Two suicide attackers dressed in burkas were shot dead today as they attempted to enter the compound of a US-linked aid organisation in a southern Afghan town, officials said. The male bombers were wearing explosives-packed vests beneath traditional women's all-covering dress and opened fire on guards at the gates of International Relief and Development (IRD) in Lashkar Gah, the officials said. "The two suicide bombers were shot and killed by the IRD guards, luckily their explosives did not explode," the provincial spokesman Daud Ahmadi said.
Lashkar Gah, the capital of Helmand province, is 20km away from a major US-led offensive testing a new counterinsurgency strategy aimed at wiping out the Taliban and drug-trafficking cartels. The interior ministry said no one else was killed or harmed in the thwarted attack, which happened around 9.45am. But Mr Ahmadi said two people employed by IRD were wounded. The would-be suicide bombers had opened fire on police guarding the IRD gates, he said.

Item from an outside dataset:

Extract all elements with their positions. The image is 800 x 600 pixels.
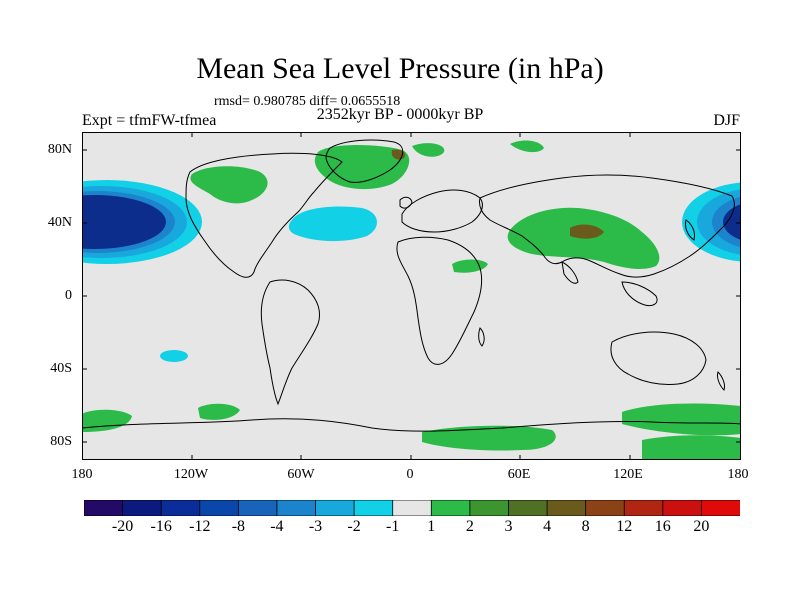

"In the exchange of fire, a woman and a man working for IRD were wounded," he said. There were no details on whether the wounded included foreigners. The interior ministry said in a statement: "Two [male] suicide bombers ... started firing on the police guards and in a return of fire by the national police within moments, both suicide attackers were killed. "In this incident no harm was caused to anyone else and only the suicide attackers were killed," it said, adding that police seized two assault rifles and two suicide vests filled with explosives.
IRD implements projects on behalf of the US Agency for International Development, Mr Ahmadi said, including helping farmers market their products, improving food security and other agriculture-related projects. Helmand is a hotbed for the Taliban, who have been waging an increasingly virulent insurgency since their regime was overthrown in the 2001 US-led invasion following the September 11 attacks on the United States.
The United States and Nato are raising to 150,000 the number of foreign troops in Afghanistan by August under a strategy marrying military and civilian efforts to eradicate the militant presence and establish Afghan sovereignty. The strategy is currently being tested in Helmand's Marjah and Nad Ali districts, where poppy-production is controlled by Taliban and drug traffickers in areas that have long been outside government control.